A massive expansion of unknown luxury fashion retailer FLANNELS  meant that alongside opening new stores they also wanted to update their site to attract customers looking for a more luxury experience and to create something that would attract bigger fashion brands.

We aimed to design a more contemporary and minimal website that would be more fitting with the brands and something that customers would want to come back to, to get that luxury experience


We wanted the homepage to really show off the product by having large photography that meant the user could really see the products up close. The full page banner image really allowed us to have hard hitting imagery upfront which was a good selling point when brands would be approached.

Being an ecommerce site product needed to feature on the homepage and we introduced smart ways of pairing looks up with a singular product carousel. It was subtle but the customer would still know that they were able to purchase the items that they were seeing in the images.

These small breakup interactions on the mobile and desktop experience meant that the user would stop deliberately when scrolling down the page to interact with these elements and this is where we would showcase some product imagery which linked to the pdp’s, or link customers out to the blog where they could keep up to date on.


The isn’t too noticeable when a user first lands on the page on the desktop experience. This was something that we really wanted to push for when designing for a luxury market, we wanted to let the product image lead the page, but when they start to scroll down the page they would then become more aware of the navigation itself, enabling them to get around the site in a more productive way, getting them through the funnel quicker. 

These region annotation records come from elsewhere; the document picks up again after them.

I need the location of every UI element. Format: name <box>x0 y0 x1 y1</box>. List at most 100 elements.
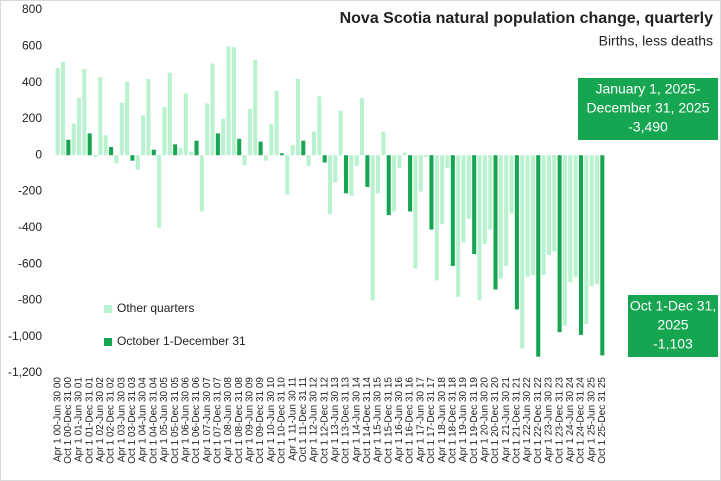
y-tick-label: 400 <box>22 75 42 89</box>
x-tick-label: Oct 1 14-Dec 31 14 <box>362 377 373 464</box>
bar <box>594 155 600 285</box>
x-tick-label: Apr 1 11-Jun 30 11 <box>287 377 298 461</box>
y-tick-label: -400 <box>18 220 42 234</box>
bar <box>573 155 578 277</box>
bar <box>514 155 519 310</box>
bar <box>231 47 236 156</box>
x-tick-label: Apr 1 23-Jun 30 23 <box>544 377 555 462</box>
bar <box>578 155 583 335</box>
annotation-box <box>628 295 718 357</box>
x-tick-label: Oct 1 16-Dec 31 16 <box>405 377 416 464</box>
x-tick-label: Apr 1 18-Jun 30 18 <box>437 377 448 462</box>
bar <box>167 72 172 156</box>
bar <box>600 155 605 356</box>
bar <box>114 155 119 164</box>
annotation-text: January 1, 2025- <box>595 81 700 97</box>
bar <box>381 131 386 156</box>
x-tick-label: Oct 1 05-Dec 31 05 <box>170 377 181 464</box>
bar <box>141 115 146 156</box>
x-tick-label: Oct 1 06-Dec 31 06 <box>191 377 202 464</box>
bar <box>55 68 60 156</box>
bar <box>530 155 535 275</box>
chart-title: Nova Scotia natural population change, q… <box>340 10 714 27</box>
x-tick-label: Apr 1 20-Jun 30 20 <box>479 377 490 462</box>
bar <box>295 78 300 156</box>
bar <box>82 68 87 156</box>
bar <box>194 140 199 156</box>
bar <box>557 155 562 333</box>
x-tick-label: Apr 1 21-Jun 30 21 <box>501 377 512 462</box>
x-tick-label: Oct 1 21-Dec 31 21 <box>512 377 523 464</box>
bar <box>290 145 295 156</box>
bar <box>178 147 183 156</box>
bar <box>242 155 247 166</box>
x-tick-label: Oct 1 02-Dec 31 02 <box>106 377 117 464</box>
x-tick-label: Apr 1 16-Jun 30 16 <box>394 377 405 462</box>
bar <box>119 102 124 156</box>
bar <box>215 133 220 156</box>
annotation-box <box>578 78 718 140</box>
bar <box>397 155 402 168</box>
bar <box>546 155 551 256</box>
bar <box>98 77 103 156</box>
bar <box>509 155 514 214</box>
bar <box>504 155 509 266</box>
bar <box>343 155 349 194</box>
bar <box>365 155 370 187</box>
bar <box>125 81 130 156</box>
bar <box>87 133 92 156</box>
x-tick-label: Oct 1 24-Dec 31 24 <box>576 377 587 464</box>
x-tick-label: Oct 1 15-Dec 31 15 <box>383 377 394 464</box>
y-tick-label: -200 <box>18 184 42 198</box>
bar <box>349 155 354 197</box>
x-tick-label: Apr 1 02-Jun 30 02 <box>95 377 106 462</box>
bar <box>130 155 135 161</box>
bar <box>370 155 375 301</box>
bar <box>199 155 204 212</box>
x-tick-label: Apr 1 22-Jun 30 22 <box>522 377 533 462</box>
y-tick-label: 600 <box>22 38 42 52</box>
bar <box>183 93 188 156</box>
annotation-text: Oct 1-Dec 31, <box>630 298 716 314</box>
bar <box>450 155 455 266</box>
y-tick-label: 200 <box>22 111 42 125</box>
bar <box>221 118 226 156</box>
x-tick-label: Apr 1 03-Jun 30 03 <box>116 377 127 462</box>
x-tick-label: Apr 1 17-Jun 30 17 <box>415 377 426 462</box>
bar <box>392 155 397 212</box>
x-tick-label: Oct 1 19-Dec 31 19 <box>469 377 480 464</box>
x-tick-label: Oct 1 03-Dec 31 03 <box>127 377 138 464</box>
bar <box>568 155 573 283</box>
bar <box>477 155 482 301</box>
bar <box>466 155 471 219</box>
x-tick-label: Oct 1 10-Dec 31 10 <box>277 377 288 464</box>
x-tick-label: Oct 1 04-Dec 31 04 <box>148 377 159 464</box>
bar <box>360 98 365 156</box>
bar <box>440 155 445 225</box>
x-tick-label: Apr 1 08-Jun 30 08 <box>223 377 234 462</box>
bar <box>424 155 429 158</box>
x-tick-label: Apr 1 04-Jun 30 04 <box>138 377 149 462</box>
bar <box>434 155 439 281</box>
bar <box>311 131 317 156</box>
bar <box>488 155 493 230</box>
bar <box>103 135 108 156</box>
bar <box>584 155 589 324</box>
bar <box>173 144 178 156</box>
bar <box>301 140 306 156</box>
x-tick-label: Oct 1 18-Dec 31 18 <box>447 377 458 464</box>
bar <box>536 155 541 357</box>
x-tick-label: Apr 1 00-Jun 30 00 <box>52 377 63 462</box>
bar <box>493 155 498 290</box>
x-tick-label: Oct 1 08-Dec 31 08 <box>234 377 245 464</box>
x-tick-label: Oct 1 09-Dec 31 09 <box>255 377 266 464</box>
bar <box>333 155 338 183</box>
bar <box>279 153 284 156</box>
y-tick-label: -800 <box>18 293 42 307</box>
bar <box>386 155 391 216</box>
x-tick-label: Oct 1 00-Dec 31 00 <box>63 377 74 464</box>
y-tick-label: -1,200 <box>8 365 42 379</box>
y-tick-label: -600 <box>18 256 42 270</box>
bar <box>456 155 461 297</box>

We striped back the header and looked at the analytics for the links that we would have within the dropdowns. There was a big push re-categorising some of the items as some of the previous links were linking through to the same pages. But guiding customers to sub category pages was key as they would have to filter down through so many products to fins what they wanted.

Also it was key that we were promoting our top brands and other up and coming brands, so we wanted to create a top 10 for each of the main categories that we sold to.

The ‘new in’ section really helped to build traction to new products from top brands, this helped users get straight to the pieces that they were looking for from recent fashion shows that they may have seen. 

Product Landing Page

With the PLP’s we opted for a clean layout which really focused on the display of the products themselves. After a lot of exploration the decision was made to move the positioning of the filter section to enable the product imagery to take more of the space on the page.

The filter was a big shift in the design from what was previously on the site, by moving it above the products it overlayed the product imagery once opened. The user was then able to see all of the possible filter categories within one view on the desktop experience. 

As the user selected individual filters, tags appear alongside the refine button this then made it much easier for the user to remove filters without having to go back into the dropdown, this in turn sped up the ability to get them through to the PDP pages.

On mobile the user experiences a persistent refine button at the bottom of the screen, this is something that was felt necessary to include due to the vast amount of products available, we wanted the user to quickly and easily refine their product search. 

Product Detail Page

Within the PDP it was evident that there should be prominence of the product image itself, as this is where the user can really get to see the detail, and when they hovered over they would see a zoomed in version of the image over the top of the copy on the right hand side. 

We toyed around we having the other product images underneath the main image, but this would then go below the fold on some desktop resolutions and it was felt that we should display all possible images upfront so that the user didn’t need to scroll down the page to find out more.

A clear type hierarchy was produced to work for different product lines, also a key aspect was to give some more prominence of the brand names, due to the fact that previously we showed the brand logo itself but going forward with the new design we wanted to move away from showing the logos as we rarely received very good quality svgs and the implementation of them was never very good so we decided to take this out of the equation by removing the logos completely. 

We then wanted to make the size selectors very clear and easy to use so we gave them some breathing space to make it clear to the customer that was where they would make decisions on the product before purchasing. 

Having a prominent add to bag button was a key feature for this page, as ultimately this what you want the customer to be clicking. On the mobile experience this was prominent in that we have a sticky button on the bottom of the screen to show the price aswell as the persistence of the add to bag button itself. 

After the initial release we had a drop in the use of the website, due to the fact that this was something new and that users weren’t used to this. Also that we produced something to try and bring in a new type of audience that flannels didn’t previously have. someone really into their high end fashion, not just someone looking to buy a stone island to go to the football which was a key audience member that we also didn’t want to loose. After the lull we found traffic picking up more than previously, sales had gone up and alongside the marketing we were able to bring in more customers which would look at flannels as a key place to shop.